While you might be cozy and warm by your fire during some of these wintery days, do you ever take your imagination out into the bush and wonder what our wildlife is up to?
Our largest bird of prey, the Wedge-tailed Eagle, has its mind on nesting, with some of the first breeders now with eggs. This means that those dedicated female eagles are sitting tight on their nests, even in some of the heaviest downpours, to keep the precious eggs warm.
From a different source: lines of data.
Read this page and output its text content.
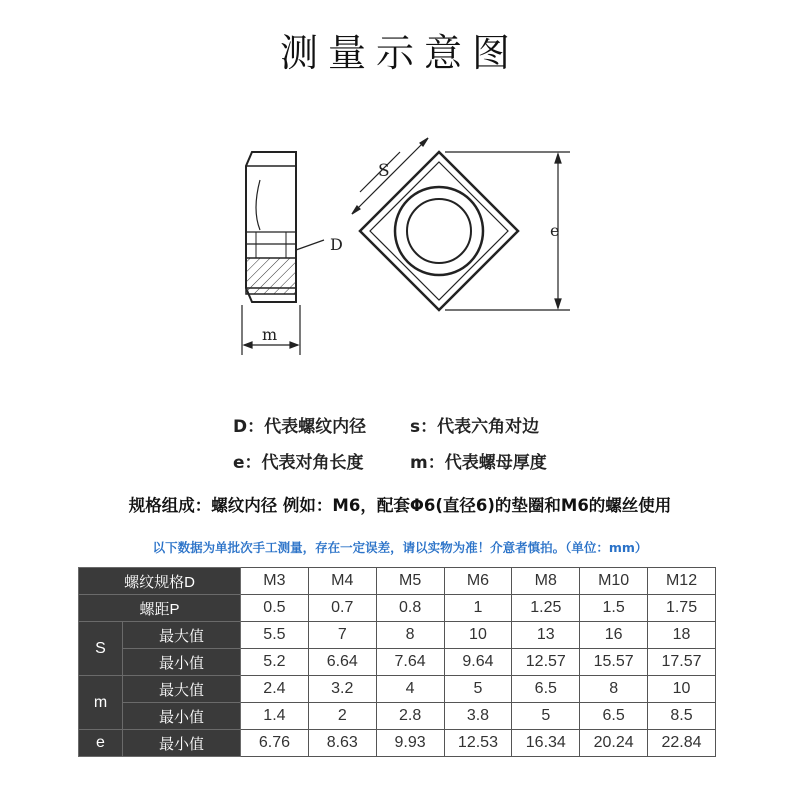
测量示意图
D
m
S
e
D：代表螺纹内径	s：代表六角对边
e：代表对角长度	m：代表螺母厚度
规格组成：螺纹内径 例如：M6，配套Φ6(直径6)的垫圈和M6的螺丝使用
以下数据为单批次手工测量，存在一定误差，请以实物为准！介意者慎拍。（单位：mm）
螺纹规格D		M3	M4	M5	M6	M8	M10	M12
螺距P		0.5	0.7	0.8	1	1.25	1.5	1.75
S	最大值	5.5	7	8	10	13	16	18
	最小值	5.2	6.64	7.64	9.64	12.57	15.57	17.57
m	最大值	2.4	3.2	4	5	6.5	8	10
	最小值	1.4	2	2.8	3.8	5	6.5	8.5
e	最小值	6.76	8.63	9.93	12.53	16.34	20.24	22.84
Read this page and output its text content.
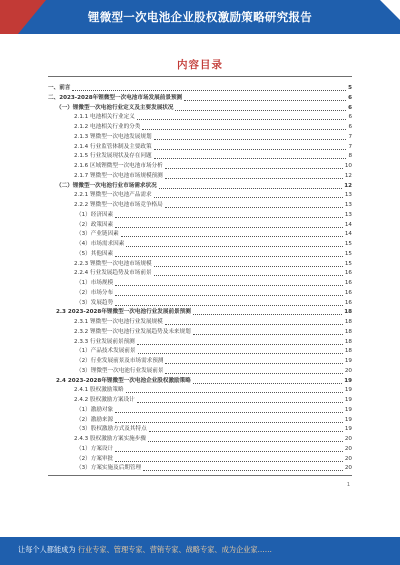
锂微型一次电池企业股权激励策略研究报告
内容目录
一、前言	5
二、2023-2028年锂微型一次电池市场发展前景预测	6
（一）锂微型一次电池行业定义及主要发展状况	6
2.1.1 电池相关行业定义	6
2.1.2 电池相关行业的分类	6
2.1.3 锂微型一次电池发展规划	7
2.1.4 行业监管体制及主要政策	7
2.1.5 行业发展现状及存在问题	8
2.1.6 区域锂微型一次电池市场分析	10
2.1.7 锂微型一次电池市场规模预测	12
（二）锂微型一次电池行业市场需求状况	12
2.2.1 锂微型一次电池产品需求	13
2.2.2 锂微型一次电池市场竞争格局	13
（1）经济因素	13
（2）政策因素	14
（3）产业链因素	14
（4）市场需求因素	15
（5）其他因素	15
2.2.3 锂微型一次电池市场规模	15
2.2.4 行业发展趋势及市场前景	16
（1）市场规模	16
（2）市场分布	16
（3）发展趋势	16
2.3 2023-2028年锂微型一次电池行业发展前景预测	18
2.3.1 锂微型一次电池行业发展规模	18
2.3.2 锂微型一次电池行业发展趋势及未来规划	18
2.3.3 行业发展前景预测	18
（1）产品技术发展前景	18
（2）行业发展前景及市场需求预测	19
（3）锂微型一次电池行业发展前景	20
2.4 2023-2028年锂微型一次电池企业股权激励策略	19
2.4.1 股权激励策略	19
2.4.2 股权激励方案设计	19
（1）激励对象	19
（2）激励来源	19
（3）股权激励方式及其特点	19
2.4.3 股权激励方案实施步骤	20
（1）方案设计	20
（2）方案审批	20
（3）方案实施及后期管理	20
1
让每个人都能成为 行业专家、管理专家、营销专家、战略专家、成为企业家……
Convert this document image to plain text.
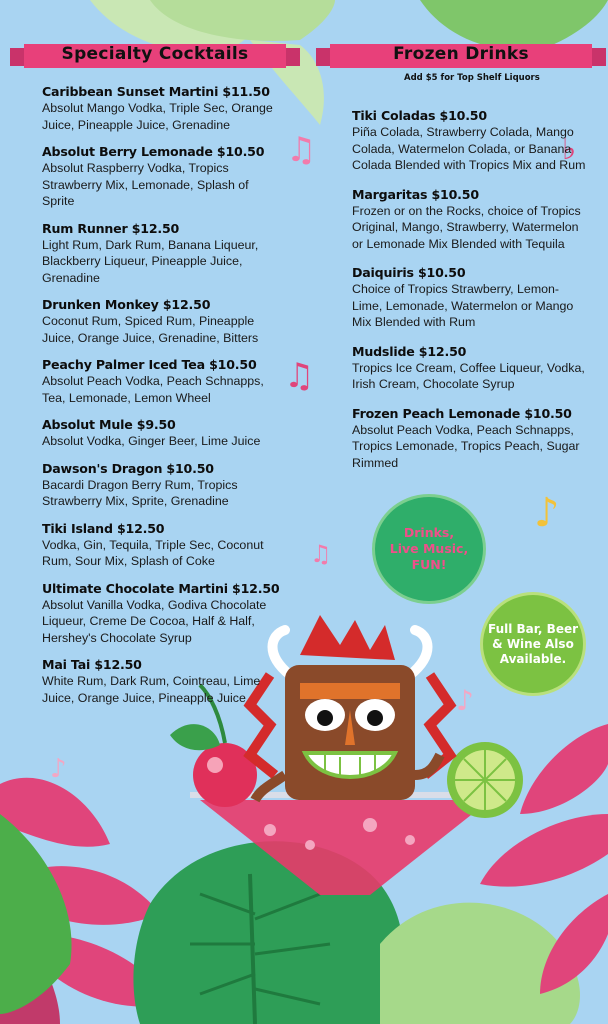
♫	♭
♫
♫
♪
♪
♪
Specialty Cocktails	Frozen Drinks
Add $5 for Top Shelf Liquors
Caribbean Sunset Martini $11.50
Absolut Mango Vodka, Triple Sec, Orange Juice, Pineapple Juice, Grenadine
Absolut Berry Lemonade $10.50
Absolut Raspberry Vodka, Tropics Strawberry Mix, Lemonade, Splash of Sprite
Rum Runner $12.50
Light Rum, Dark Rum, Banana Liqueur, Blackberry Liqueur, Pineapple Juice, Grenadine
Drunken Monkey $12.50
Coconut Rum, Spiced Rum, Pineapple Juice, Orange Juice, Grenadine, Bitters
Peachy Palmer Iced Tea $10.50
Absolut Peach Vodka, Peach Schnapps, Tea, Lemonade, Lemon Wheel
Absolut Mule $9.50
Absolut Vodka, Ginger Beer, Lime Juice
Dawson's Dragon $10.50
Bacardi Dragon Berry Rum, Tropics Strawberry Mix, Sprite, Grenadine
Tiki Island $12.50
Vodka, Gin, Tequila, Triple Sec, Coconut Rum, Sour Mix, Splash of Coke
Ultimate Chocolate Martini $12.50
Absolut Vanilla Vodka, Godiva Chocolate Liqueur, Creme De Cocoa, Half & Half, Hershey's Chocolate Syrup
Mai Tai $12.50
White Rum, Dark Rum, Cointreau, Lime Juice, Orange Juice, Pineapple Juice
Tiki Coladas $10.50
Piña Colada, Strawberry Colada, Mango Colada, Watermelon Colada, or Banana Colada Blended with Tropics Mix and Rum
Margaritas $10.50
Frozen or on the Rocks, choice of Tropics Original, Mango, Strawberry, Watermelon or Lemonade Mix Blended with Tequila
Daiquiris $10.50
Choice of Tropics Strawberry, Lemon-Lime, Lemonade, Watermelon or Mango Mix Blended with Rum
Mudslide $12.50
Tropics Ice Cream, Coffee Liqueur, Vodka, Irish Cream, Chocolate Syrup
Frozen Peach Lemonade $10.50
Absolut Peach Vodka, Peach Schnapps, Tropics Lemonade, Tropics Peach, Sugar Rimmed
Drinks,
Live Music,
FUN!
Full Bar, Beer
& Wine Also
Available.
Another nest on the Swan Coastal Plain near Perth, used successfully in 2011, has been refurbished this year. I was thrilled yesterday to discover it was active, with the first freshly laid egg laid in a bed of Eucalypt leaves:
You might wonder why eagles are nesting now, when the weather is wet and they have to sit in the rain to keep their eggs warm and dry. Why not wait until Spring when it’s a bit drier? This is not definitely known, but in nature everything happens for a reason. It is highly likely that eagles lay eggs now so their chicks hatch during the time when their prey is most abundant. In about six weeks when this egg will be an eaglet, the environment is seething with young kangaroos, rabbits, baby birds and reptiles who are emerging from winter hibernation, all things that a Wedge-tail would pounce on for a meal. If they laid later in the year, the eaglets would be growing up when all the other wildlife is dispersing or going into hiding for the hot Summer months.